Fix launch grid calculation (#159497)

Summary: The launch grid calculation code is using a python trick to achieve CeilDiv() through negative integer division with FloorDiv(). This is language dependent behaviour that doesn't apply to all languages. In the FXIR backend we negate this behaviour and replace the experssion with CeilDiv() operation so the computation is correct regardless of language used. Not directly directly changing the orginal computation as it leads to a performance degredation. Test Plan: CI Rollback Plan: Differential Revision: D79275534 Pull Request resolved: https://github.com/pytorch/pytorch/pull/159497 Approved by: https://github.com/blaine-rister
2025-12-06 12:20:52 +01:00 · 2025-08-02 01:12:58 +00:00 · 2025-08-02 01:12:58 +00:00 · 426f249f20
commit 426f249f20
parent d33a484763
2 changed files with 25 additions and 3 deletions
--- a/test/inductor/test_fxir_backend.py
+++ b/test/inductor/test_fxir_backend.py
@ -411,6 +411,28 @@ class FxirTestCase(InductorTestCase):
        )
        self.assertIn("ks0", triton_node.kwargs["kwargs"])

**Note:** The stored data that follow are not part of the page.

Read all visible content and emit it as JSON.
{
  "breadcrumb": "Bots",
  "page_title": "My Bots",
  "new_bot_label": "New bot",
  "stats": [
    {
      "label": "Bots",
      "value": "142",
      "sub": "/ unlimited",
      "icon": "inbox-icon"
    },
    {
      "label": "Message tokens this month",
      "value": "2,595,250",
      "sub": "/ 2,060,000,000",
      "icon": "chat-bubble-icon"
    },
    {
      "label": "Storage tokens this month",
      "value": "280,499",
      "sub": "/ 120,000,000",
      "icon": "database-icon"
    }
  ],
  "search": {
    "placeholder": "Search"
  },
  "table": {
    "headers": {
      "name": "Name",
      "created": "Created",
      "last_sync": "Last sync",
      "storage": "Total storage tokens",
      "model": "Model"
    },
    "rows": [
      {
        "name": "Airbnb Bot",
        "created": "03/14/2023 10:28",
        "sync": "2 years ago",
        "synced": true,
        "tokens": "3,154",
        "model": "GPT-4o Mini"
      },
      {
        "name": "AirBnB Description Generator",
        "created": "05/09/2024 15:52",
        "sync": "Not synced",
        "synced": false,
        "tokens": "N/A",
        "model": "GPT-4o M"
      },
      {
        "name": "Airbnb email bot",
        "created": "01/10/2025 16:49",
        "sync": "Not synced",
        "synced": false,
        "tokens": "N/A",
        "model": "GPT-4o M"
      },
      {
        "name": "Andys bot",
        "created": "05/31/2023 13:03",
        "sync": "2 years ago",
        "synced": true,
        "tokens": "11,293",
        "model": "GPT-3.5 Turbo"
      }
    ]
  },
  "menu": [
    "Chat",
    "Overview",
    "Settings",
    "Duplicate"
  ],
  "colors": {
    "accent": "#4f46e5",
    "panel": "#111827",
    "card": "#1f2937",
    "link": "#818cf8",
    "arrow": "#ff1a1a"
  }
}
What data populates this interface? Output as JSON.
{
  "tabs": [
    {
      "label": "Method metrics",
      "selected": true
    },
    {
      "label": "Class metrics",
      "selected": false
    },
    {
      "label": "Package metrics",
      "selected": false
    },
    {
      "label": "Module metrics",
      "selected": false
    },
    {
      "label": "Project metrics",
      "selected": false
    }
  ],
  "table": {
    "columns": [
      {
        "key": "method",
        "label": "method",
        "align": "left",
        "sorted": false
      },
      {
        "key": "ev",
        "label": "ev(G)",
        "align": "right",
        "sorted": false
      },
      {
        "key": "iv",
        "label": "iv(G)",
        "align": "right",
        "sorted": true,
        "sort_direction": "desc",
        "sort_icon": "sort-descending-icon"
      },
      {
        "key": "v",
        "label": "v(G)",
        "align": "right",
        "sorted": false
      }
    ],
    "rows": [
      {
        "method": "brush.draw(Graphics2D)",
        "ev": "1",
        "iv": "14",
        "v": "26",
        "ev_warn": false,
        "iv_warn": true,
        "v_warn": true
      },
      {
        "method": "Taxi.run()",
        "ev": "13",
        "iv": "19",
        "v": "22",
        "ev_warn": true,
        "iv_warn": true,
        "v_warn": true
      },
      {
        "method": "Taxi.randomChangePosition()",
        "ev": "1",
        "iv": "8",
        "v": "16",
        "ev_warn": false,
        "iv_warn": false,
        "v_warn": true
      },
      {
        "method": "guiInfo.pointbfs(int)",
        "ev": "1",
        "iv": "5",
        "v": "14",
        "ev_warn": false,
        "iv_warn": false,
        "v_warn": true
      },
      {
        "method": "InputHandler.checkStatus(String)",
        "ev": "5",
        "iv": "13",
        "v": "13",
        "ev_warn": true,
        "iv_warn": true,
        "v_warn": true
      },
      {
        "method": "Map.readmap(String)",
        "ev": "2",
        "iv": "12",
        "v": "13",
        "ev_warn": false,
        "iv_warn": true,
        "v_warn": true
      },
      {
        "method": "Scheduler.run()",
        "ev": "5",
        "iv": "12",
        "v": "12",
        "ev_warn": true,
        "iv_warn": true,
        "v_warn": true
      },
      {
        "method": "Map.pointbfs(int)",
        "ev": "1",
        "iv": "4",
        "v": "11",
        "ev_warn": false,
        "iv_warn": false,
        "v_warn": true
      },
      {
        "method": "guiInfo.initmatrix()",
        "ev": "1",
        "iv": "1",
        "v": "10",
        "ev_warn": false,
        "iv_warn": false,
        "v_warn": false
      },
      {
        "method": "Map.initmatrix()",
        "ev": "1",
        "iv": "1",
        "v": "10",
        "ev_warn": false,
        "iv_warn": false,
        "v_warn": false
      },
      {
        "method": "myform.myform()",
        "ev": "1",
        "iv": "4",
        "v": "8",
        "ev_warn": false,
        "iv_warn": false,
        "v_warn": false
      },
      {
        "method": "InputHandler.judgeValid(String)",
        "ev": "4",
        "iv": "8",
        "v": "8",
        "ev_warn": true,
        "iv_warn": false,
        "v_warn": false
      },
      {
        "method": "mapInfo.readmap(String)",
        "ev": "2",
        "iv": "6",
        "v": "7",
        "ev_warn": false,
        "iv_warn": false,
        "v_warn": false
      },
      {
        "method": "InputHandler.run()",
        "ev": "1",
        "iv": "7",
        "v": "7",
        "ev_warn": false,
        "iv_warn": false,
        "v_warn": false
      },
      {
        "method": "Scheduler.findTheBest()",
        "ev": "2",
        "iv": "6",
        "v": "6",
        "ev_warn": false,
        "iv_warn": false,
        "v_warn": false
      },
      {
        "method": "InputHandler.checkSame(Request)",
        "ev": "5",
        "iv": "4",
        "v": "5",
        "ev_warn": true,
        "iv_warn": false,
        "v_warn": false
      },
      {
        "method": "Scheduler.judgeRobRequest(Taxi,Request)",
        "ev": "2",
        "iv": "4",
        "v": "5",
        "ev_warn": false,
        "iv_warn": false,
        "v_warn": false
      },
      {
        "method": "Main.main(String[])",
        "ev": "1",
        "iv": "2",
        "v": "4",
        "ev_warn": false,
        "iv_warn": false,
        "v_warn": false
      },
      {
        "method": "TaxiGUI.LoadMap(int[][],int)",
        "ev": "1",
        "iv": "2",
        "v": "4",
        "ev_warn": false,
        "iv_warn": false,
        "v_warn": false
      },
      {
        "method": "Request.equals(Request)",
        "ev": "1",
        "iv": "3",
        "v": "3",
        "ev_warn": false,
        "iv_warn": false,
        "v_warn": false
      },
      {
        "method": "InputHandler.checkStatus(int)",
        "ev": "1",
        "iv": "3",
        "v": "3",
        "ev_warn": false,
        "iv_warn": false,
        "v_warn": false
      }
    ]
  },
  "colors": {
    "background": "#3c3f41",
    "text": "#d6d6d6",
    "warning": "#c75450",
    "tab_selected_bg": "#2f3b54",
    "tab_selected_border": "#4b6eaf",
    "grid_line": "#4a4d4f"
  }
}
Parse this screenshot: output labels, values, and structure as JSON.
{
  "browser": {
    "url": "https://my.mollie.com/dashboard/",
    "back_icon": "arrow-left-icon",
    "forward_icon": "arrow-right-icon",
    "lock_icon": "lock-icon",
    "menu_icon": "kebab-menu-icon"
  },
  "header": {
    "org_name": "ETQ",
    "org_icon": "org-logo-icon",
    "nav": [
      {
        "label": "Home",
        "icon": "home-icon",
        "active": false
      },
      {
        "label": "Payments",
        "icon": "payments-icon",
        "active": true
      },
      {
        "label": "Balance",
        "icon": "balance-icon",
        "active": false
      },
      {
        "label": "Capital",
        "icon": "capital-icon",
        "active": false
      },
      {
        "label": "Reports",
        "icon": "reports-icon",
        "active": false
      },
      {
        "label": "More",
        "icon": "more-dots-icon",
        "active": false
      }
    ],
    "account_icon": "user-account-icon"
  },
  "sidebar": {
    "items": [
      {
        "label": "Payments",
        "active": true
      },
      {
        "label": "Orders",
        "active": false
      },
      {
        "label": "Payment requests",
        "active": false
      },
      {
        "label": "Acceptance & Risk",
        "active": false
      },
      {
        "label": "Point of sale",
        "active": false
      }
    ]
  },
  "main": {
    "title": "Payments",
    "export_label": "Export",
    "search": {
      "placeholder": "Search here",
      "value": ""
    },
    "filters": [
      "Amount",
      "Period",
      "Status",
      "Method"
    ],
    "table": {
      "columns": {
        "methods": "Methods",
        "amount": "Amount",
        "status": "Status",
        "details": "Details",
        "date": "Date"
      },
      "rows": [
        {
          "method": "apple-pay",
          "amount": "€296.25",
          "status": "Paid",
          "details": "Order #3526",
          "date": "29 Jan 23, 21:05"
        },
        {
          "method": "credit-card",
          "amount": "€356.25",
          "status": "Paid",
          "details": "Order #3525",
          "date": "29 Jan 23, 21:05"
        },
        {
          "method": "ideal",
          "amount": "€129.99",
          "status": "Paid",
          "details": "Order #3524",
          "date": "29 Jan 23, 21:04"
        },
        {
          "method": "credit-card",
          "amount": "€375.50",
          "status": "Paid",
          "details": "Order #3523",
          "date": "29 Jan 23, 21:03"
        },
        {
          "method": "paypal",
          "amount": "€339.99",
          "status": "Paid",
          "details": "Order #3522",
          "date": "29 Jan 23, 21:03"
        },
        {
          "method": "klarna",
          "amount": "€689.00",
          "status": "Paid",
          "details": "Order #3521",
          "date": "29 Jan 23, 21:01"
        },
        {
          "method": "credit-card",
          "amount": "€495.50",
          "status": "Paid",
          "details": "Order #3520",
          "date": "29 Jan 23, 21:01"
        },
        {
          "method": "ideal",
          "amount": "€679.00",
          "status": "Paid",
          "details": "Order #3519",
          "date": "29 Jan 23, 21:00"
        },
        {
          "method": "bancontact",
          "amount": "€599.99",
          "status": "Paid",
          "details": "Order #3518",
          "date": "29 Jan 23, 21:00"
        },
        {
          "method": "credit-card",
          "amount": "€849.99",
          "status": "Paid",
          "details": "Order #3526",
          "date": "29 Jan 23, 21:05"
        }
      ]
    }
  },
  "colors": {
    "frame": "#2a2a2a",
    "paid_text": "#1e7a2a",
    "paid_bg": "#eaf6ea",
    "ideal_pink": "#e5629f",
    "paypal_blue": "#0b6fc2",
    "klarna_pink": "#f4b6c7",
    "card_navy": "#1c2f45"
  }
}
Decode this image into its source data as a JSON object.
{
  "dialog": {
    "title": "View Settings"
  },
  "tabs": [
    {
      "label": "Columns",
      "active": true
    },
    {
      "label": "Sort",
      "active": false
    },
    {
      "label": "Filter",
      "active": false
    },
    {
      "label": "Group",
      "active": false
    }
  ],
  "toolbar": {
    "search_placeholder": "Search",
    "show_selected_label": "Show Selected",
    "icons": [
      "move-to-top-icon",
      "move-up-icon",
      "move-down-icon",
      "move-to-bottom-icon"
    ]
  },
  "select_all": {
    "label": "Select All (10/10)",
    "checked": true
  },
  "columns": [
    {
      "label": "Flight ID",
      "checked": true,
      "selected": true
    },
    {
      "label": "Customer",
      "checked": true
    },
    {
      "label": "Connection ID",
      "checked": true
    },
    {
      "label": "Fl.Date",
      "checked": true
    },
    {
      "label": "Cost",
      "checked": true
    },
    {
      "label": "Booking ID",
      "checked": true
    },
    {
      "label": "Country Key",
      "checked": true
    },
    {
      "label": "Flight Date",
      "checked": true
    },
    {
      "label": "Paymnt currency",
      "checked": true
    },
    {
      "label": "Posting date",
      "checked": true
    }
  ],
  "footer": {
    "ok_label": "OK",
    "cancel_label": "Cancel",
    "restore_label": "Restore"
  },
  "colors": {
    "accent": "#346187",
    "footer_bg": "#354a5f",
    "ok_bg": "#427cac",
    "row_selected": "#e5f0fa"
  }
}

+    def test_dynamic_launch_grid_calc(self):
+        """
+        Test the dyanmic launch grid calculation for Triton kernel wrapper
+        """
+        func = torch.add
+        args = [torch.randn(shape, device=self.device) for shape in [(7, 12), (7, 1)]]
+        (gm,) = self._compile_and_check(func, args, compile_kwargs={"dynamic": True})
+
+        # Check for the precomputed size arg.
+        (triton_node,) = gm.graph.find_nodes(
+            op="call_function", target=triton_kernel_wrapper_mutation
+        )
+        self.assertIn("grid", triton_node.kwargs)
+        self.assertIn("xnumel", triton_node.kwargs["kwargs"])
+        self.assertIn("XBLOCK", triton_node.kwargs["kwargs"])
+        grid = triton_node.kwargs["grid"][0]
+        xblock = triton_node.kwargs["kwargs"]["XBLOCK"]
+        xnumel = triton_node.kwargs["kwargs"]["xnumel"]
+        self.assertEqual(grid[0].node.expr, ((xnumel + xblock - 1) // xblock))
+        self.assertEqual(grid[1], 1)
+        self.assertEqual(grid[2], 1)
+
    @config.patch({"trace.enabled": True})
    @unittest.mock.patch("torch._inductor.debug.DebugFormatter.output_code")
    def test_debug(self, mock_output_code):
--- a/torch/_inductor/codegen/wrapper_fxir.py
+++ b/torch/_inductor/codegen/wrapper_fxir.py
@ -22,7 +22,7 @@ from torch._inductor.virtualized import V
 from torch._library.triton import wrap_triton
 from torch.fx import GraphModule
 from torch.utils import _pytree as pytree
-from torch.utils._sympy.functions import FloorDiv
+from torch.utils._sympy.functions import CeilDiv

 from .. import config, ir
 from ..utils import convert_shape_to_symint, convert_to_symint, LineContext
@ -581,8 +581,8 @@ class FxConverter:
                assert V.graph.sizevars.statically_known_equals(new_expr, expr), (
                    f"Unsound replacement: '{new_expr}' != '{expr}'"
                )
-
-                return FloorDiv(numerator, denominator)
+                # Undo the python division trick and replace with explicit CeilDiv
+                return -CeilDiv(-numerator, denominator)
            else:
                return sympy.floor(expr)